Our customized virtual assistants offer personalized and tailored experiences to users and enable machine-human interaction using natural language. Our tailored-to-client-needs solutions follow the Retrieval Augmented Generation (RAG) approach that understands and generates human-like text from your company knowledge.
Why RAG?
Retrieval-augmented generation systems offer a promising approach to text generation. They combine the strengths of retrieval-based and generation-based models, leading to more accurate, coherent, and diverse outputs.
Let’s summarize a few advantages that are first on our list:
- Reduce hallucinations: our systems easily allow users to identify hallucinations by comparing generated text to actual source text.
- Enable an LLM to cite sources that are used to generate answers.
- Solve knowledge-intensive tasks, i.e., applying specialized knowledge, expertise, or domain-specific information to solve complex problems or make informed decisions.
Virtual Assistants with RAG
What if you want to have a virtual assistant system (aka chatbot) powered by LLM that is capable of reading and understanding different types of data that you have …?
Project lifecycle
Such customized RAG-enabled virtual assistant project lifecycle can be divided into several stages. Without further ado, we summarize the project lifecycle with the following diagram:
As technology evolves and user needs change, the virtual assistant may undergo updates, enhancements, and new feature additions to ensure its effectiveness and adaptability.
Now, let’s take a closer look into the project lifecycle …
Stage #1: Document retrieval
Sparse vs. dense search
Dense (semantic) search
Dense or semantic search in a vector database involves representing data points (such as documents, images, or other types of content) as dense vectors in a high-dimensional vector space, where the similarity between vectors reflects the semantic similarity between the corresponding data points.
Semantic search in vector databases enables powerful search capabilities that go beyond simple keyword matching. It allows for the discovery of relevant content based on semantic similarities, capturing the underlying meaning and context of the data rather than just matching specific terms or phrases.
The quality of dense vector embeddings heavily influences the effectiveness of semantic search.
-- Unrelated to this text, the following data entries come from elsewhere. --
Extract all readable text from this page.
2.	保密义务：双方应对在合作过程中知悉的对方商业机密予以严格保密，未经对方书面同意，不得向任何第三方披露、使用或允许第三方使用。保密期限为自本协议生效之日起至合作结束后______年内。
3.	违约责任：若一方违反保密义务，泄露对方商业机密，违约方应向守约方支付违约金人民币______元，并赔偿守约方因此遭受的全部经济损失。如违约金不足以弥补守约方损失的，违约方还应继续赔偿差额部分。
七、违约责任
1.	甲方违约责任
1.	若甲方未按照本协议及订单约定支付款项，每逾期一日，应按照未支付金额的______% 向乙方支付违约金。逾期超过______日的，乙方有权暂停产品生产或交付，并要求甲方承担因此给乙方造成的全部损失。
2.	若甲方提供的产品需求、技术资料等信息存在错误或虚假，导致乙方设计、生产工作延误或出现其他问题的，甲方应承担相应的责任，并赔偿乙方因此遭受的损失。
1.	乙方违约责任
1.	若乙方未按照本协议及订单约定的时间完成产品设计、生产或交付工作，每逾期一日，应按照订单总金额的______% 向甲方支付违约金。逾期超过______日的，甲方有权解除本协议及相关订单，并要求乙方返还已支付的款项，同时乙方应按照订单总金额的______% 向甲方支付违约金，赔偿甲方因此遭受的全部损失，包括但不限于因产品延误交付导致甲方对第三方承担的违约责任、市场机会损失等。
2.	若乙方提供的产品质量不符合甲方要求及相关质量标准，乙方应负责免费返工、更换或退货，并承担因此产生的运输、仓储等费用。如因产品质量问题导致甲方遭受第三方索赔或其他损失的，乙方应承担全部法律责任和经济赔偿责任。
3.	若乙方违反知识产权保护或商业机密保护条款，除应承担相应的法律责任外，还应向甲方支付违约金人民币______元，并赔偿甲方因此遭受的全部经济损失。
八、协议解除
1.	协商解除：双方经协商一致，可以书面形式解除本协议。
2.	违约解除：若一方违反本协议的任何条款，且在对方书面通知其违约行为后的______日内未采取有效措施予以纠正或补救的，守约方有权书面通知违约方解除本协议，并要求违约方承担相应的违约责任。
The search results may be less accurate or reliable if the embeddings fail to capture relevant semantic relationships or introduce biases (e.g., one searches for a product with a serial number).
Sparse (keyword) search
Sparse keyword search offers a straightforward and scalable approach to information retrieval based on exact matches between search queries and document content. While it has limitations, it remains a valuable tool for quickly finding relevant information within structured or semi-structured datasets.
Hybrid search
By integrating sparse and dense search techniques in a hybrid setup, our client-tailored advanced search methods capitalize on the complementary strengths of both approaches. Sparse search provides efficiency and scalability for handling large datasets and exact match queries, while dense semantic search enhances search accuracy, context awareness, and relevance. Combining these approaches enables amazingly effective information retrieval across a wide range of search scenarios and user preferences.
Stage #2: Querying (prompting) the LLM
Querying the Language Model (LLM) within the Retrieval Augmented Generation (RAG) system presents a multifaceted challenge. As computer scientists, we grapple with the intricacies of formulating prompts that effectively harness the power of the LLM to retrieve relevant information from a given context that accumulates the knowledge relevant to user interaction.
Crafting queries demands a keen understanding of the nuances of natural language and the capabilities of the underlying model. It requires a delicate balance between specificity and generality, as overly broad prompts may yield irrelevant results, while overly narrow ones risk missing pertinent information. Moreover, optimizing query performance involves iterative refinement and experimentation to unlock the full potential of the RAG system.
In essence, querying the LLM is an endeavor that requires both technical expertise and creative problem-solving.
Stage #3: Integration
Our final solution can be ultimately integrated on various platforms and in various forms. We can deliver our solution to you as a simple chatbot as a web service or a mobile application or provide much more complex solutions, such as implementations of digital humans interacting in a virtual interactive environment. Our profound team of 3D artists and game engine specialists will implement customized solutions according to the customer’s needs, including simple implementations of digital humans within a browser or more complex implementations in virtual reality (VR) and augmented reality (AR) that offer unique opportunities for immersive and interactive experiences across various industries, including entertainment, education, training, communication, and more.